SEC. 501. Chief Pharmaceutical Negotiator in the Office of the United States Trade Representative.

(a) In general.—Section 141 of the Trade Act of 1974 (19 U.S.C. 2171) is amended—

(1) in subsection (b)(2)—

(A) by striking “and one Chief Innovation and Intellectual Property Negotiator” and inserting “one Chief Innovation and Intellectual Property Negotiator, and one Chief Pharmaceutical Negotiator”;

(B) by striking “or the Chief Innovation and Intellectual Property Negotiator” and inserting “the Chief Innovation and Intellectual Property Negotiator, or the Chief Pharmaceutical Negotiator”; and

(C) by striking “and the Chief Innovation and Intellectual Property Negotiator” and inserting “the Chief Innovation and Intellectual Property Negotiator, and the Chief Pharmaceutical Negotiator”; and

(2) in subsection (c), by adding at the end the following new paragraph:

“(7) The principal function of the Chief Pharmaceutical Negotiator shall be to conduct trade negotiations and to enforce trade agreements relating to United States pharmaceutical products and services.

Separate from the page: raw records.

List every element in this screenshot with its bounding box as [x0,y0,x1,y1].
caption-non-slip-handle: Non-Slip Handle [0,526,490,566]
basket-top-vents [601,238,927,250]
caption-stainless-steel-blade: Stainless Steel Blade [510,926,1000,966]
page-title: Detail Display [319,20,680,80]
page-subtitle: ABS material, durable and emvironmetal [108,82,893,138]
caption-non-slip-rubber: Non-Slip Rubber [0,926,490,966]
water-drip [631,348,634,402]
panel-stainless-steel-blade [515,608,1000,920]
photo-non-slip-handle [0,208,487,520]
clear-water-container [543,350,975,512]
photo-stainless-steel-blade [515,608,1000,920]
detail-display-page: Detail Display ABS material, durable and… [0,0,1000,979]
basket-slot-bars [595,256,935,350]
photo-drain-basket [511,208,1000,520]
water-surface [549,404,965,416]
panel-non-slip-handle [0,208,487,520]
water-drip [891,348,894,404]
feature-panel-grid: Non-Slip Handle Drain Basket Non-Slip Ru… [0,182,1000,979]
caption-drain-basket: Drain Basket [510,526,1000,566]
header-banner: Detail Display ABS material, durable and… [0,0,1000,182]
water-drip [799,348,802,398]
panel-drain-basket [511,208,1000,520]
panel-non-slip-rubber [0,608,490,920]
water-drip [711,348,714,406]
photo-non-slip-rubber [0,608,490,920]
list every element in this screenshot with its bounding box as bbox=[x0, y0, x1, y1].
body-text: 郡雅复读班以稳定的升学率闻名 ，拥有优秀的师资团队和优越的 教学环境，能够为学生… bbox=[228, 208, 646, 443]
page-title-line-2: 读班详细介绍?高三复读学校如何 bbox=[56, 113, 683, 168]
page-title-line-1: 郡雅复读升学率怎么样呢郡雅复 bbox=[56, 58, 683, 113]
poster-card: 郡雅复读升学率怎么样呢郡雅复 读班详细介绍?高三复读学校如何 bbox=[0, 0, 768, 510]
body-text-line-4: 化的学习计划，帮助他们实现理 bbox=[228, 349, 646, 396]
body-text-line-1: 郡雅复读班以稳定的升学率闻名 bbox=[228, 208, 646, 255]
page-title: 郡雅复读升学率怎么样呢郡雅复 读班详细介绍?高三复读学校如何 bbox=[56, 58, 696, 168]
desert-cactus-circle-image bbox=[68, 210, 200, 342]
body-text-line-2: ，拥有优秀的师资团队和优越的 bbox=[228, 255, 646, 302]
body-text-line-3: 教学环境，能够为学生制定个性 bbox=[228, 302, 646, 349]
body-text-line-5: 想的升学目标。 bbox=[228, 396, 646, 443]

The Chief Pharmaceutical Negotiator shall be a vigorous advocate on behalf of United States pharmaceutical interests, including patients and United States pharmaceutical workers. The Chief Pharmaceutical Negotiator shall perform such other functions as the United States Trade Representative may direct.”.

(b) Compensation.—Section 5314 of title 5, United States Code is amended by striking “Chief Innovation and Intellectual Property Negotiator, Office of the United States Trade Representative.” and inserting the following:

“ Chief Innovation and Intellectual Property Negotiator, Office of the United States Trade Representative.

“ Chief Pharmaceutical Negotiator, Office of the United States Trade Representative.”.

(c) Report required.—Not later than one year after the appointment of the first Chief Pharmaceutical Negotiator pursuant to paragraph (2) of section 141(b) of the Trade Act of 1974, as amended by subsection (a), and annually thereafter, the United States Trade Representative shall submit to the Committee on Finance of the Senate and the Committee on Ways and Means of the House of Representatives a report describing in detail—

(1) enforcement actions taken by the Trade Representative during the one-year period preceding the submission of the report to ensure the protection of United States pharmaceutical products and services; and

(2) other actions taken by the Trade Representative to advance United States pharmaceutical products and services.